Select the voice command object and add the following command to the Init() method where we already added voice commands:

.Add(13,"read the comments","Commands", "Recites the contents of the comments field")

Finally, we need to add an action to the CASE statement in the CommandRecognize() method to act on our new “read the comments” command:

CASE ID = 13
    .txtComments.DblClick()

Now, when we run our form, we can say “read the comments” and the entire contents of that edit box will be read out loud by the computer.

Setup and Configuration Dialogs

Because setup and configuration of a user for speech recognition can be complicated, Dragon Systems was smart enough to expose all of their configuration and setup dialogs for NaturallySpeaking with the engine ActiveX control. By using its DlgShow() method, you can invoke any of 16 different dialogs to allow configuration and setup of NaturallySpeaking (some functions are available only in certain versions). There are a variety of things that you can do, including:

  • Connect and test the speakers
  • Connect, position, and test the microphone
  • Adjust the input volume
  • Create a set of user speech files
  • Run General Training to help Dragon NaturallySpeaking adapt to the user's voice
  • Run Vocabulary Builder to personalize the default vocabulary

A speaker, or “user” in Dragon NaturallySpeaking terminology, is a set of speech files containing acoustic information about a user's voice, as well as vocabulary and language-model information. Because the engine control exposes functions for creating, loading, saving or deleting a speaker (either with your own user interface or theirs), it's easy to see how you could correlate the logon user IDs of your application with the selection of a speech recognition user.

Conclusion

Performance and price improvements in personal computers have helped dramatically to make speech recognition software a possibility on many machines, and the performance curve will keep improving. Speech recognition offers a very natural input mechanism for many people (imagine the possibilities for verbal data entry by disabled individuals who have lost the use of their hands).
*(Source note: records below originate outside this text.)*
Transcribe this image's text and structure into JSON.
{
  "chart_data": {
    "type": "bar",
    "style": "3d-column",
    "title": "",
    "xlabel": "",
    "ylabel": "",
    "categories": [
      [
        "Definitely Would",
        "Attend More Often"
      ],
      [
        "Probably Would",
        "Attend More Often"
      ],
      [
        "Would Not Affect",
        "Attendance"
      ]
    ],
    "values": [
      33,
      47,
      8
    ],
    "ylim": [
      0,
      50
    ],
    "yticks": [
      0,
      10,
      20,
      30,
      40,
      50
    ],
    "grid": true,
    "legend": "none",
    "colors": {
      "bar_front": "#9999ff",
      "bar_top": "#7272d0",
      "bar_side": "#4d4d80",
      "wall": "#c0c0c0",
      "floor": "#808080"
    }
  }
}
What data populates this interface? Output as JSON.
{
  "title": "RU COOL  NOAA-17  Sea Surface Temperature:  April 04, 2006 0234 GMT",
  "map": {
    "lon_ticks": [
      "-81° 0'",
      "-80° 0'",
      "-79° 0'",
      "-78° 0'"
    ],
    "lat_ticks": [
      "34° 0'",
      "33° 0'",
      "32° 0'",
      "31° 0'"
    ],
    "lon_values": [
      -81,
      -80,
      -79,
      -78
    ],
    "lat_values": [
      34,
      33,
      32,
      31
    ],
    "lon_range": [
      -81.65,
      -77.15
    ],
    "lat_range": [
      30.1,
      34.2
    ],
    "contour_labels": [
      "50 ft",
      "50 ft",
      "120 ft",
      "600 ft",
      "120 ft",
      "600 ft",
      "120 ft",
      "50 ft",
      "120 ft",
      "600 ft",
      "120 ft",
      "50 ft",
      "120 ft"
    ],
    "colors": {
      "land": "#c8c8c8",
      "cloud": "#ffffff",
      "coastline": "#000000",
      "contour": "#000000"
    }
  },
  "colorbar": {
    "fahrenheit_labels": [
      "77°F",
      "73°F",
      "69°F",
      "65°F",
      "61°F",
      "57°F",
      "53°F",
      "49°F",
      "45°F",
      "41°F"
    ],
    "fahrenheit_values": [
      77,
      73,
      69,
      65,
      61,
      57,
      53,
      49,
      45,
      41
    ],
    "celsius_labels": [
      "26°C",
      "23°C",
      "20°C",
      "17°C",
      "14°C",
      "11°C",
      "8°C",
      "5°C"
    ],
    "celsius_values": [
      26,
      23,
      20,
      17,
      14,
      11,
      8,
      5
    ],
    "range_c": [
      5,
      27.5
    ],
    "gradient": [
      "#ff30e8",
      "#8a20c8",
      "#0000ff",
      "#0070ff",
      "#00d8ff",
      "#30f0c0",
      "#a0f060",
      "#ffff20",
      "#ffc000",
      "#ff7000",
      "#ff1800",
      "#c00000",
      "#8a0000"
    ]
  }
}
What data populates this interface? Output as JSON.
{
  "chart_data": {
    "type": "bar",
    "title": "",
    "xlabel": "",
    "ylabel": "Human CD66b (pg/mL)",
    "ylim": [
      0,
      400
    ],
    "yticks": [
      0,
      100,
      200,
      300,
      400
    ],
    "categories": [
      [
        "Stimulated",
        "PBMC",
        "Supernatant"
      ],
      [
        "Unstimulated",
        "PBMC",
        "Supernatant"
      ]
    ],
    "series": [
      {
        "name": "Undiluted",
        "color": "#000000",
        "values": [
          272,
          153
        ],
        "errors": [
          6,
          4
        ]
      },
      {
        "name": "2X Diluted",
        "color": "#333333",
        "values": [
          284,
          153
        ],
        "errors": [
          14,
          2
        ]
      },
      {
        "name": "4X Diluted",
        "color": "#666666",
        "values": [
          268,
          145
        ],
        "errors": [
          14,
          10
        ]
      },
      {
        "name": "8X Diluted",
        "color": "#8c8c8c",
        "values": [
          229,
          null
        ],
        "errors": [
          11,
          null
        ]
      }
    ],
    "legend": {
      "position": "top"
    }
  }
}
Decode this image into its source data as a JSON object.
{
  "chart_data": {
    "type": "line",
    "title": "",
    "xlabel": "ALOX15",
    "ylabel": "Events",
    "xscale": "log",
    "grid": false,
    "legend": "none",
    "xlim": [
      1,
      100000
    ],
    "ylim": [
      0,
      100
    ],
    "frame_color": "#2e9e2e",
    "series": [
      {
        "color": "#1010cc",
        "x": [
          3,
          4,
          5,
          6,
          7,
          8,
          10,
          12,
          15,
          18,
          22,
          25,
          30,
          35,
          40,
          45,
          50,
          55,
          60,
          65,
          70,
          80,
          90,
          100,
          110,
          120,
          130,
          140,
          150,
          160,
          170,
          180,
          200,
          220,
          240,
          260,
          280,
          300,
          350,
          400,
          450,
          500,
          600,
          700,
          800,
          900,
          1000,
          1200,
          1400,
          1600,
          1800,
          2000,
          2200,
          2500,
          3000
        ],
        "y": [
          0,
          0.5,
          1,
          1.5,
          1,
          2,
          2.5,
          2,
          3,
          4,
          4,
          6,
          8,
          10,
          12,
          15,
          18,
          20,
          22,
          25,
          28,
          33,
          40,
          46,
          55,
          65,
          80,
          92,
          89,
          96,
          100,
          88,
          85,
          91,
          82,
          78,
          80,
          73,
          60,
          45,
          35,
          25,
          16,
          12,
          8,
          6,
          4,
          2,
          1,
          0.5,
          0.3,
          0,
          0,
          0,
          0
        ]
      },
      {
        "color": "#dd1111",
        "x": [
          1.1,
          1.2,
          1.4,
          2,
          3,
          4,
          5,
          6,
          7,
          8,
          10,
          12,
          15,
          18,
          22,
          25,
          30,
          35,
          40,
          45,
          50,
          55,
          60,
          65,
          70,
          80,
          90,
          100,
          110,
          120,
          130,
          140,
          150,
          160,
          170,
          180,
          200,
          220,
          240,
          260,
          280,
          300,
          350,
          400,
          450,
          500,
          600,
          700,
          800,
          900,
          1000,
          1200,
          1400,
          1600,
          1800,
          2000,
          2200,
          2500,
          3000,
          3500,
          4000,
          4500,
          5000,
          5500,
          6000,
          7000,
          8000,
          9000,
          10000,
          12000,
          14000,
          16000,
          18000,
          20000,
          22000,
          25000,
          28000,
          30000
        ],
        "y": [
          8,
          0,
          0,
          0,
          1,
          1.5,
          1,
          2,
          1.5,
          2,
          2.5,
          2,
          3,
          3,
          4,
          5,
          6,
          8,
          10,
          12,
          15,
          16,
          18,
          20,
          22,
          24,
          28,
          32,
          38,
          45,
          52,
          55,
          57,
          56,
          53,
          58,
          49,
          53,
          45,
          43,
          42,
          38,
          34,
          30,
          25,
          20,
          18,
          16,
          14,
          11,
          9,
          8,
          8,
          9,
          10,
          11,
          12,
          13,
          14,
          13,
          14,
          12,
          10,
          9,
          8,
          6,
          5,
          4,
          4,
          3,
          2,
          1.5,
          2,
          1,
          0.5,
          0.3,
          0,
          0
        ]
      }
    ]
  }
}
You can see that it's very easy to incorporate speech recognition into your applications, but be sure to make the decision carefully. It's more complicated than just understanding the target performance of the deployment machines. For instance, what is the physical work environment? A noisy environment might make it impossible to use speech as a reliable interface. Some applications will not tolerate even occasional misrecognition. Different concerns might come from users who are resistant to new methods of working.

In any case, remember that understanding how to make the speech user interface adapt or conform to existing job practice is helpful in gaining acceptance in any situation.